Into This Briarpatch
The writer D. H. Lawrence said a writer sheds his sickness in his writing. No one escapes it. Read any author long enough and you will see the nature of his or her ongoing struggles. I’ve recently noticed it on reality television, where couples work together renovating houses or selling real estate. You can see some of the marriages are headed for the exit unless there is serious intervention. It is painful to watch.
I have lived my transition publicly. Over a half million people have watched via my TEDxMileHigh talk. Every day I hear from transgender people and their families from all over the world. Women from five continents have thanked me for validating their experiences of discrimination. I understand that by writing and speaking about my life I am doing something for the greater good. But I am always walking a knife-edge with my transparency. It is easy to drop into egocentricity or self-promotion. I mean, really.
My writing could also be presumptuous. Who am I to think I know anything about the female experience? I said in the TEDx talk, “I often feel like an interloper, a late arrival to the serious work of womanhood.” For that reason I tread lightly when I contrast my life as a male with my life as a female. All I have is my experience as a transgender female. But still I write, because so many of my discoveries have been about how a person holds his or her space in the world.
As a male I rarely thought about how a person holds space. I just was. I expected the world to make room for me and it did. That’s the ease of being a well-educated white male. If I was in a group of men, we were conscious of who the alpha male was, but we had little difficulty holding our space. In religious spaces, women were pretty much patronized or ignored. It is shocking to me that any of them stuck around.
I have noticed that women often feel uncomfortable in male-dominated spaces. They have had decades of teaching that when they are in that space their value is determined by how they look more than what they know. When their expertise is acknowledged, they are judged by how quickly and confidently they speak. In short, they are judged by how male they are.
It is rare that I feel pulled back into male ways of functioning. But when I am in a room full of men, it is tempting. That is how it felt at the retreat I wrote about two weeks ago. But that is not my strongest temptation. The strongest temptation is to stop working with men altogether, to leave the patriarchal ranking system and learn from watching women work. I know that is not a real solution, because there is serious work to be done.
Women must not back off from infiltrating male-dominated spaces with their storehouse of wisdom. I know they are weary of being ignored and dismissed, but the men will not get there on their own. And the men must make room for women. That will be difficult because a lot of men have yet to learn the art of listening. For instance, they have not yet begun to think about new kinds of metrics. In the church world, the metrics have always been weekend attendance and per capita giving. What if we measured the quality of relationships instead? That is the kind of change I am talking about.

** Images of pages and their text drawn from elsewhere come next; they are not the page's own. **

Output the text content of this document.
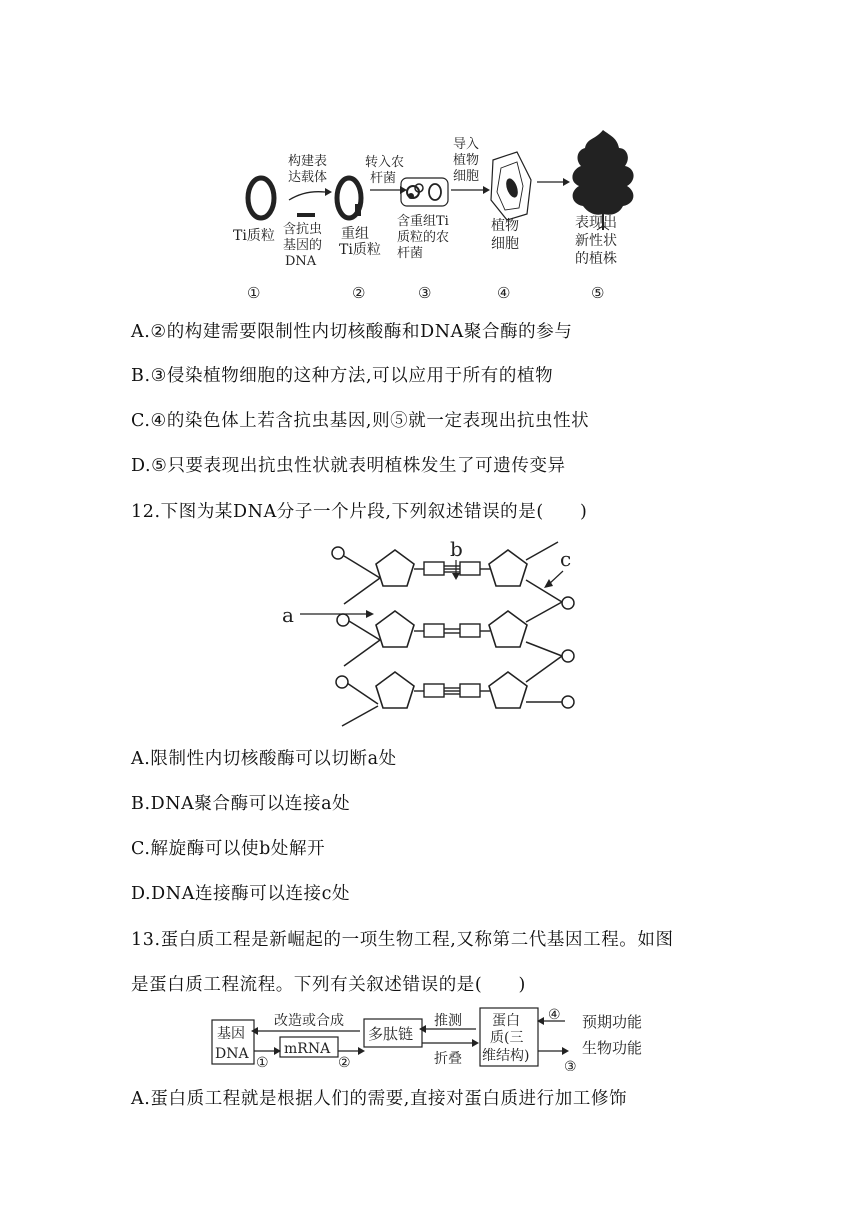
Ti质粒
构建表
达载体
含抗虫
基因的
DNA
重组
Ti质粒
转入农
杆菌
含重组Ti
质粒的农
杆菌
导入
植物
细胞
植物
细胞
表现出
新性状
的植株
①	②	③	④	⑤
A.②的构建需要限制性内切核酸酶和DNA聚合酶的参与
B.③侵染植物细胞的这种方法,可以应用于所有的植物
C.④的染色体上若含抗虫基因,则⑤就一定表现出抗虫性状
D.⑤只要表现出抗虫性状就表明植株发生了可遗传变异
12.下图为某DNA分子一个片段,下列叙述错误的是(　　)
a
b	c
A.限制性内切核酸酶可以切断a处
B.DNA聚合酶可以连接a处
C.解旋酶可以使b处解开
D.DNA连接酶可以连接c处
13.蛋白质工程是新崛起的一项生物工程,又称第二代基因工程。如图
是蛋白质工程流程。下列有关叙述错误的是(　　)
基因
DNA	mRNA
多肽链
蛋白
质(三
维结构)
改造或合成	推测
折叠
预期功能
生物功能
①	②	③
④
A.蛋白质工程就是根据人们的需要,直接对蛋白质进行加工修饰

There are men who are already there, like Mark Tidd, one of the co-pastors at Highlands Church, or Eric Jepsen, Jen’s husband, or my co-pastor Aaron Bailey. All three hold their own in male dominated spaces, but when women are in the room they seek to empower, not dominate.
I don’t have many answers, just observations. Being a woman in the world feels as natural as can be. But I have been undone by how it has changed the lens through which I view the world. I have barely begun to scratch the surface of what it means to be ranked, tokenized and ignored. I am deeply pained when I watch dear female friends and family be dismissed by groups of men. I want to scream, “Don’t you know who she is?”
I cannot find language for the depths of my discomfort. But I will continue to wrestle, because I have come to believe this is one of the holy reasons I was led into this briarpatch.
And so it goes.
It’s exciting to watch how transgender women push back against patriarchy. Who knows, maybe they’ll be the key to transforming it!